–¡El celeste mami! ¡Quiero el celeste! –exclamó Agustina, tirando con fuerza de la mano de su madre. Luego agregó, alargando la última vocal y pronunciando las "r" como "l"–. ¡Por favor!
Selene miró a su hija, luego al vendedor ambulante y finalmente a su cartera. Suspiró. Le alcanzaba justo para el ansiado globo de su hija. Detestaba ceder, pero conociendo a Agustina, dentro de 10 años le seguiría reclamando el bendito globo.

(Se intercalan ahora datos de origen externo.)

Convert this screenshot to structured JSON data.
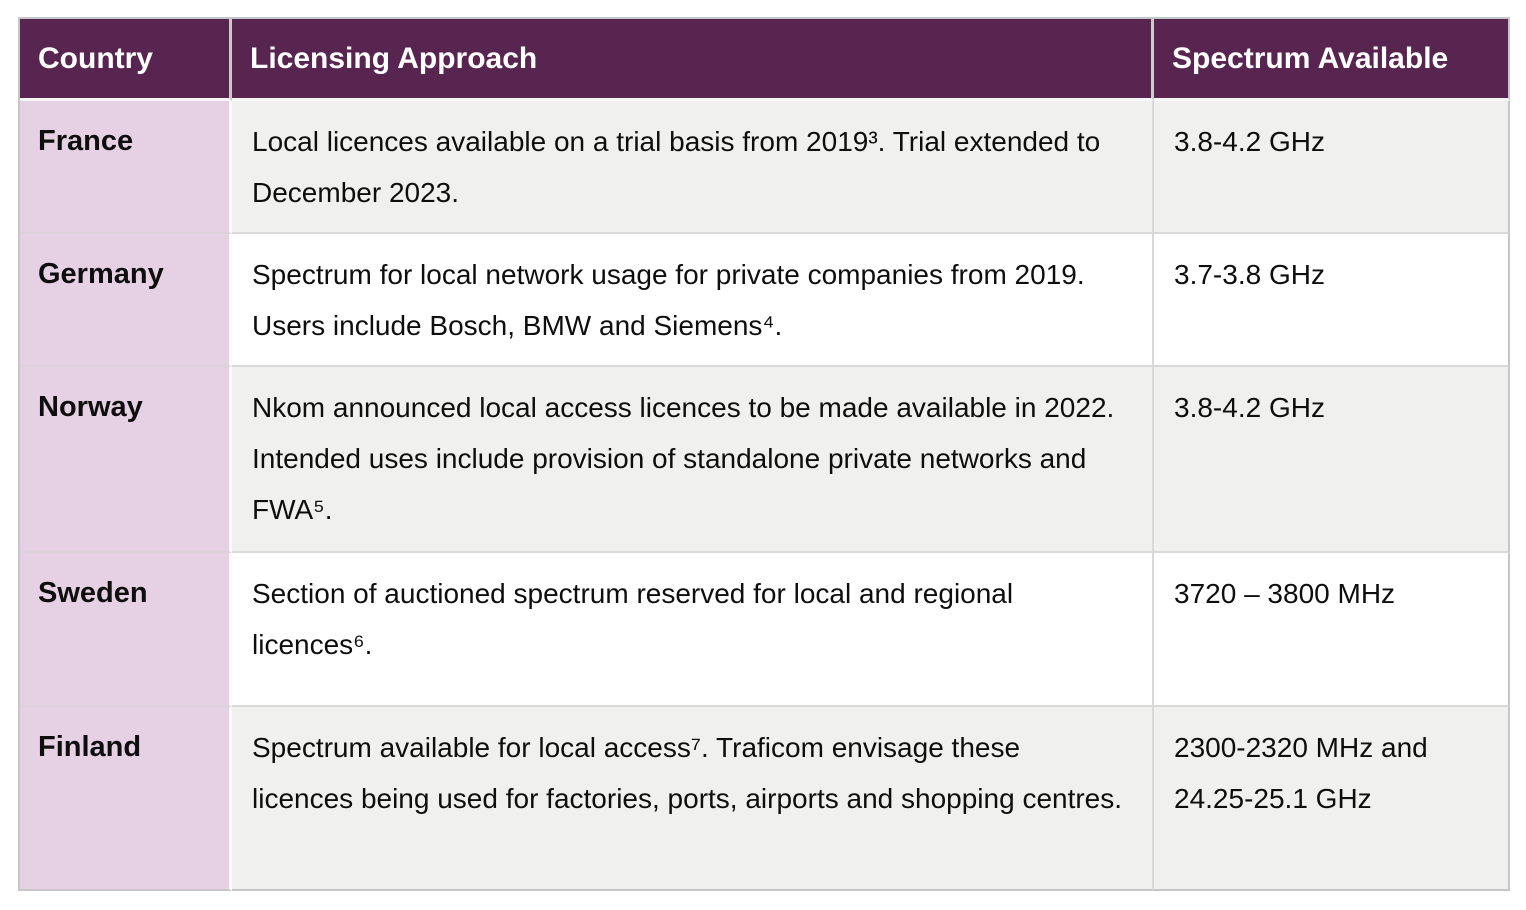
{
  "colors": {
    "header_bg": "#57254F",
    "header_text": "#FFFFFF",
    "country_column_bg": "#E6D0E3",
    "row_shaded_bg": "#F0F0EF",
    "row_plain_bg": "#FFFFFF",
    "border": "#D9D9D9",
    "body_text": "#0E0E0E"
  },
  "table": {
    "columns": [
      {
        "label": "Country"
      },
      {
        "label": "Licensing Approach"
      },
      {
        "label": "Spectrum Available"
      }
    ],
    "rows": [
      {
        "country": "France",
        "approach": "Local licences available on a trial basis from 2019³. Trial extended to December 2023.",
        "spectrum": "3.8-4.2 GHz"
      },
      {
        "country": "Germany",
        "approach": "Spectrum for local network usage for private companies from 2019. Users include Bosch, BMW and Siemens⁴.",
        "spectrum": "3.7-3.8 GHz"
      },
      {
        "country": "Norway",
        "approach": "Nkom announced local access licences to be made available in 2022. Intended uses include provision of standalone private networks and FWA⁵.",
        "spectrum": "3.8-4.2 GHz"
      },
      {
        "country": "Sweden",
        "approach": "Section of auctioned spectrum reserved for local and regional licences⁶.",
        "spectrum": "3720 – 3800 MHz"
      },
      {
        "country": "Finland",
        "approach": "Spectrum available for local access⁷. Traficom envisage these licences being used for factories, ports, airports and shopping centres.",
        "spectrum": "2300-2320 MHz and 24.25-25.1 GHz"
      }
    ]
  }
}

–Está bien Agus, pero solo si me prometes que luego vas a comer la ensalada.
La niña asintió tan fuertemente que sus gafas circulares verdes con puntos amarillos se cayeron al suelo. Selene pensó lo mucho que detestaba esos anteojos, pero su hija era capaz de prender fuego a la lluvia con tal de quedarse con esos dichosos lentes. Su madre solo quería tirarlos a la basura.
Tras comprar el globo, fueron a ver el atardecer. El arrebol seguía sorprendiendo a Agustina, a pesar de haberlo visto varias veces. De pronto, la niña se llevó una mano al estómago.
–Mami –dijo Agus– me duele la cabeza.
Selene se sorprendió. No habían comido nada en mal estado, ni algo fuera de lo normal.
–Bueno... cuando lleguemos a casa te doy un Ibupirac, ¿está bien?
La niña solo asintió con la cabeza, y de un momento a otro su globo se escapó de sus manitas. Agustina se quedó mirándolo, conteniéndose para no llorar, hasta que desapareció de su vista. Acto seguido, como por arte de magia, Agus levantó vuelo, sus ojos avellana mostraban que estaba siendo presa del pánico, gritando incesantemente, sus apretados rizos color cobre le tapaban la cara, y en el ascenso los lentes se resbalaron, y con un golpe seco, cayeron enfrente de su madre. Esta solo se quedó en shock, y sin respirar vio como su hija única se perdía entre las nubes rojizas que tanto las fascinaban, exactamente como el dichoso globo celeste.